The Valley of Ashes The Valley of Ashes also symbolizes the plight of the poor, like George Wilson, who live among the dirty ashes and lose their vitality as a result.

Language in Fitzgerald’s descriptions

“…a fantastic farm where ashes grow like wheat…grotesque gardens.” “wheat” and “gardens” are associated with life and nature. “Ashes” are dead and depressing. Combining the two shows that beauty has been destroyed.

“…where ashes take the forms of houses and chimneys and rising smoke and finally...” The use of the LIST emphasizes the scale of the decay. REPETITION of “and” slows the pace down and symbolises the trudging drudgery of life in the valley.

“A white ashen dust veiled his dark suit…as it veiled everything…except his wife…” The presence of the “ashen dust” coated everything in grey – the colour of death and decay. Myrtle escapes this. She is not part of the decay – she is trying to rise above it.

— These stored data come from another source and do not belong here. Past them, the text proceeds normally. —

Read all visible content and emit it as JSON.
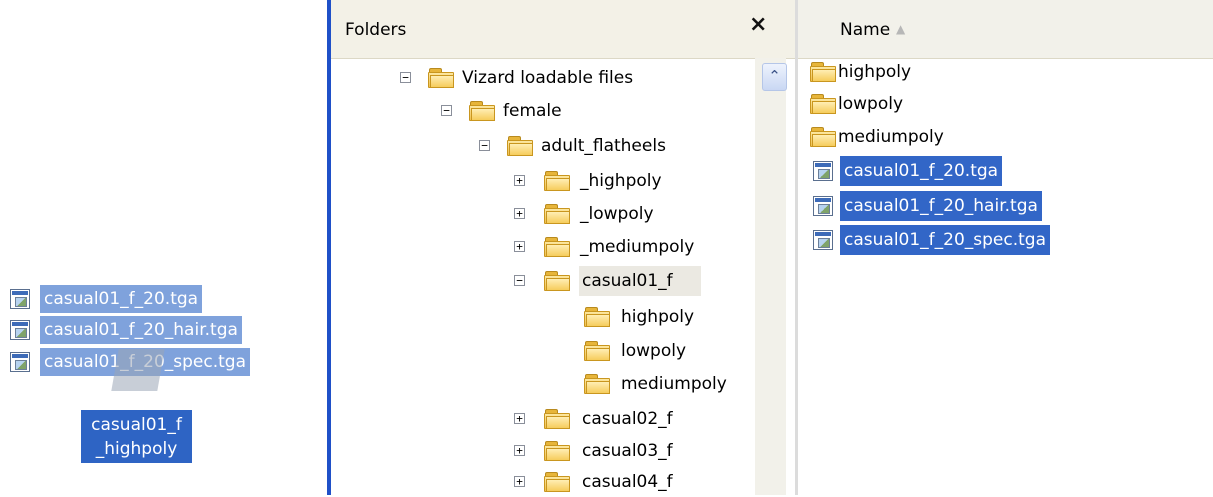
{
  "drag_ghost": {
    "files": [
      "casual01_f_20.tga",
      "casual01_f_20_hair.tga",
      "casual01_f_20_spec.tga"
    ],
    "target_line1": "casual01_f",
    "target_line2": "_highpoly"
  },
  "folders_pane": {
    "title": "Folders",
    "close_glyph": "×",
    "scroll_up_glyph": "⌃",
    "tree": [
      {
        "label": "Vizard loadable files",
        "expander": "−"
      },
      {
        "label": "female",
        "expander": "−"
      },
      {
        "label": "adult_flatheels",
        "expander": "−"
      },
      {
        "label": "_highpoly",
        "expander": "+"
      },
      {
        "label": "_lowpoly",
        "expander": "+"
      },
      {
        "label": "_mediumpoly",
        "expander": "+"
      },
      {
        "label": "casual01_f",
        "expander": "−"
      },
      {
        "label": "highpoly",
        "expander": ""
      },
      {
        "label": "lowpoly",
        "expander": ""
      },
      {
        "label": "mediumpoly",
        "expander": ""
      },
      {
        "label": "casual02_f",
        "expander": "+"
      },
      {
        "label": "casual03_f",
        "expander": "+"
      },
      {
        "label": "casual04_f",
        "expander": "+"
      }
    ]
  },
  "list_pane": {
    "column_name": "Name",
    "sort_glyph": "▲",
    "items": [
      {
        "label": "highpoly",
        "type": "folder"
      },
      {
        "label": "lowpoly",
        "type": "folder"
      },
      {
        "label": "mediumpoly",
        "type": "folder"
      },
      {
        "label": "casual01_f_20.tga",
        "type": "tga"
      },
      {
        "label": "casual01_f_20_hair.tga",
        "type": "tga"
      },
      {
        "label": "casual01_f_20_spec.tga",
        "type": "tga"
      }
    ]
  }
}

“A line of grey cars crawls along an invisible track… immediately the ash-grey men swarm up with leaden spades and stir up an impenetrable cloud, which screens their obscure operations from your sight.” This perhaps represents the idea that this section of society is deliberate hidden from view (notice how the train curls away from the Valley, as if it ‘shrinks away’ from having to confront it.) In modern industrial society, the polarisation between the haves and have-nots, between the slaves and the masters, grows ever stronger. By repeating images of greyness, obscuring cloud and blindness, Fitzgerald emphasises the tendency of the privileged to casually ‘overlook’ the reality of hellholes such as these.

Ash has a traditionally negative association with decay/waste/dirt – think of crematoriums, ‘ashes to ashes dust to dust’, cigarette trays. The ash-grey men at work in this place symbolise the downtrodden working class chained forever to industry and monotony. They move ‘dimly and already crumbling through the powdery air;. Living out a mere half-life, a million miles from the splendour and indulgence of the Buchanans’ environment.

The Eyes of Dr T.J. Eckleberg …above the grey land and the spasms of bleak dust which drift endlessly over it, you perceive, after a moment, the eyes of Doctor T. J. Eckleberg…[his] eyes…are blue and gigantic – their retinas are one yard high. They look out of no face, but, instead, from a pair of enormous yellow spectacles which pass over a non-existent nose…his eyes, dimmed a little by many paintless days, under sun and rain, brood on over the solemn dumping group.

The Eyes of Dr T. J. Eckleberg Reminds us – by its sheer size and the incongruity of its surroundings – of the importance and influence of advertising in modern culture. These eyes have no natural place on the hillside, and yet they dominate the landscape, being its most prominent feature. Fitzgerald has deliberately chosen an advert for optometry in order to point out the modern man’s inability to see the corruption of our society and environment. This lack of vision applies to all of the characters in the book, each of all fail to ‘see’ the basic futility of their hopes and dreams. The billboard shows how consumerism and materialism has taken the place of traditional spiritual values.

The Eyes of Dr T. J. Eckleberg They may represent God staring down upon and judging American society as a moral wasteland, though the novel never makes this point explicitly. Instead, throughout the novel, Fitzgerald suggests that symbols only have meaning because characters instil them with meaning. The connection between the eyes of Doctor T. J. Eckleburg and God exists only in George Wilson’s grief- stricken mind.